The U.S. Navy and the National Oceanic Atmospheric Administration (NOAA) confirmed Wednesday that it identified a shipwreck as the Conestoga in October 2015.

“Thanks to modern science and to cooperation between agencies, the fate of Conestoga is no longer a mystery,” said Assistant Secretary of the Navy for Energy, Installations and Environment Dennis V. McGinn in a statement. “In remembering the loss of the Conestoga, we pay tribute to her crew and their families, and remember that, even in peacetime, the sea is an unforgiving environment.”

The wreck was found in 189-foot deep water about three miles from Southeast Farallon Island. The day the ship disappeared, it battled 40 miles per hour winds and rough, towering waves. The Conestoga’s last, jumbled radio transmission said that it was “battling a storm and that the barge she was towing had been torn adrift by heavy seas.”

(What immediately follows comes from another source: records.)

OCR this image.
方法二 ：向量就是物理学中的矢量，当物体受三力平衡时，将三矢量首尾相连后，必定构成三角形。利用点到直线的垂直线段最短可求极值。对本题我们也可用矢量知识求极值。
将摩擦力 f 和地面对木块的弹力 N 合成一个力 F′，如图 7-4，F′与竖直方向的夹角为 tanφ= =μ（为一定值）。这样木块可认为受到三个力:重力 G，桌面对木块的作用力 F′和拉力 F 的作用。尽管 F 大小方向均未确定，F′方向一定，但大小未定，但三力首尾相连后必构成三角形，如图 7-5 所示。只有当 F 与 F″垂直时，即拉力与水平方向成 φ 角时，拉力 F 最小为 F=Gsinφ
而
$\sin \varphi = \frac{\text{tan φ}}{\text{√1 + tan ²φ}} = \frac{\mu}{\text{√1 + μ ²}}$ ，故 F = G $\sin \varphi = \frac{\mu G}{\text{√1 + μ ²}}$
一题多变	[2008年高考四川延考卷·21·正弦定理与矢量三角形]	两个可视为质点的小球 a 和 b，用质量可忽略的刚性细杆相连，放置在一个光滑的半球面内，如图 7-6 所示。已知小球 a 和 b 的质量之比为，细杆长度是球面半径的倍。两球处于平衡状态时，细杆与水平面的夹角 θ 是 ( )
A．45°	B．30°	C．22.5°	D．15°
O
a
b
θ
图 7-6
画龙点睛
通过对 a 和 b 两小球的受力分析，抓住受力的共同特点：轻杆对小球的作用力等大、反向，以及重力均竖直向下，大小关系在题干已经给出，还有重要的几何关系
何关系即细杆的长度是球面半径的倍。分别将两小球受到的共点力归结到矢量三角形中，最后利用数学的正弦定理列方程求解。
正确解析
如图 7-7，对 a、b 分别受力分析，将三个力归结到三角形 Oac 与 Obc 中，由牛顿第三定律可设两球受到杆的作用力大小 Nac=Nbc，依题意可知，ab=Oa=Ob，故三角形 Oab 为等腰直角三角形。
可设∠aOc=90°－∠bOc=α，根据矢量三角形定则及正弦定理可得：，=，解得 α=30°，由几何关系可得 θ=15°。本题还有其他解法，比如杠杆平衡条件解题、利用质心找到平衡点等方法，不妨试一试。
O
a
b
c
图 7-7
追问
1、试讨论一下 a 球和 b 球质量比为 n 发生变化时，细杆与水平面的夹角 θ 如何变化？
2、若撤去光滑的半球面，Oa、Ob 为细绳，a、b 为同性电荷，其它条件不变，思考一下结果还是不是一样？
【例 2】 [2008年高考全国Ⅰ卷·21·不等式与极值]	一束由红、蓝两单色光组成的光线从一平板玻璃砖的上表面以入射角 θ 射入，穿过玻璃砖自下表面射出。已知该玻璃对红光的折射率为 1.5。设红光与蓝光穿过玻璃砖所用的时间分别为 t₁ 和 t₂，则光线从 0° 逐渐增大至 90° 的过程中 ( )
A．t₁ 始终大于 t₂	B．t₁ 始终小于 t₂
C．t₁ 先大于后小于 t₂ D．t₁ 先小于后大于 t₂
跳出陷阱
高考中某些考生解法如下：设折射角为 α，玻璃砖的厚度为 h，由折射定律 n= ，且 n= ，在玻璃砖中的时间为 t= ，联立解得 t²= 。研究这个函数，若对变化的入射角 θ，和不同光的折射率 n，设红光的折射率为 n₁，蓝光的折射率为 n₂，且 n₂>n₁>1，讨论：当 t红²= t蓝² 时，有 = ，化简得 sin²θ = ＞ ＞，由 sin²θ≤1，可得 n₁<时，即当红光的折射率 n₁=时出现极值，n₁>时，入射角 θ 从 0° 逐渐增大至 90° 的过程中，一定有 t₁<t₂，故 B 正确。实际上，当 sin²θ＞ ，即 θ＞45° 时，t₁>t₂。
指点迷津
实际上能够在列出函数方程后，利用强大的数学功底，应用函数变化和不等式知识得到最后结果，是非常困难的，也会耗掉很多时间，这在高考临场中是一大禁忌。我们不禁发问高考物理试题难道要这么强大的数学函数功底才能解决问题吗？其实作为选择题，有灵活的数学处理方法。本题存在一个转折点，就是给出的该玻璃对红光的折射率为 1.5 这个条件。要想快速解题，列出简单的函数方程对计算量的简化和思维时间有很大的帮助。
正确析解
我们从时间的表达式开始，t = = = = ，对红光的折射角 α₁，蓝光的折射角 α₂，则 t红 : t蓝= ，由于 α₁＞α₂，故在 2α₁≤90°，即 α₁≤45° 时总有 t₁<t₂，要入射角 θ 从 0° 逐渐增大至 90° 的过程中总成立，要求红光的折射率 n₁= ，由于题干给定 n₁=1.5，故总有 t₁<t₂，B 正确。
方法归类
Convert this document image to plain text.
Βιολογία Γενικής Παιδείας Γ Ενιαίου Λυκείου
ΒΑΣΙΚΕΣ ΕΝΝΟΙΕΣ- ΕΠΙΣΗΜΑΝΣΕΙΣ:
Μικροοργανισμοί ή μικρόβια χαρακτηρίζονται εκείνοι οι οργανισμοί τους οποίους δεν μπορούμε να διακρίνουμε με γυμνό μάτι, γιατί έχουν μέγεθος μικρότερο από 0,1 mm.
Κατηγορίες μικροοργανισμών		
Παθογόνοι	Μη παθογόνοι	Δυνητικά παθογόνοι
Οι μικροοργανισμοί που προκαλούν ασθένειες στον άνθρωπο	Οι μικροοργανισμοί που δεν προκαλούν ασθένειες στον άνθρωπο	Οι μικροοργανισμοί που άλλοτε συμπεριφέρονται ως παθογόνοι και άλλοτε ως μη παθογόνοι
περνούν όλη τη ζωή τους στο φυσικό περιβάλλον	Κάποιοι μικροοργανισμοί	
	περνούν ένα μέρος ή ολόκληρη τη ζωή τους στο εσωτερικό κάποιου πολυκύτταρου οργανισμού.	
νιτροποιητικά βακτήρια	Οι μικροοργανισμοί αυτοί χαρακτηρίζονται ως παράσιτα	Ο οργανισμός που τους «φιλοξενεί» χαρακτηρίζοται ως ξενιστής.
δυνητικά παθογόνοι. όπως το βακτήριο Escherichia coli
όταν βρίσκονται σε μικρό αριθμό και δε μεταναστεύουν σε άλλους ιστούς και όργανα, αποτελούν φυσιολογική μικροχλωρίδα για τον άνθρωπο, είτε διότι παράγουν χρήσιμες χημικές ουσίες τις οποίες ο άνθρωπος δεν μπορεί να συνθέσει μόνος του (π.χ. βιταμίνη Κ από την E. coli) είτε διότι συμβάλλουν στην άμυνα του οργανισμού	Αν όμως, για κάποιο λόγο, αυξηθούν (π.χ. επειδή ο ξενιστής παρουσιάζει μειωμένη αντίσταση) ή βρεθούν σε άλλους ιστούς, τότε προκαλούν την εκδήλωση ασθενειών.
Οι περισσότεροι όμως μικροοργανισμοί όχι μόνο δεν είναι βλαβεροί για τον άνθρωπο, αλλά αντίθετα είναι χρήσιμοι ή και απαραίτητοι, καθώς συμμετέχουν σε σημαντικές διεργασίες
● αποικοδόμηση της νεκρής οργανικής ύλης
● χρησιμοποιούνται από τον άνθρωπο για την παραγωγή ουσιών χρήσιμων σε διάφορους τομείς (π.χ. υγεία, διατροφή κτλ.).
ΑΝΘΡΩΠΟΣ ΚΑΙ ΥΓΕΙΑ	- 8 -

NOAA specialists believe the ship was trying to seek shelter in an island cove, but did not make it. The agency did not find any human remains in the Conestoga during its many dives. It was able to identify the vessel by matching unique features observed in the wreck to the ship’s 1904 blueprints.

When the ship never arrived at its destination, a Navy conducted the largest ever sea and air search of its time to find it. However, the hundred thousand mile search only turned up a lifeboat with the letter ‘C’ etched into the bow in Mexico.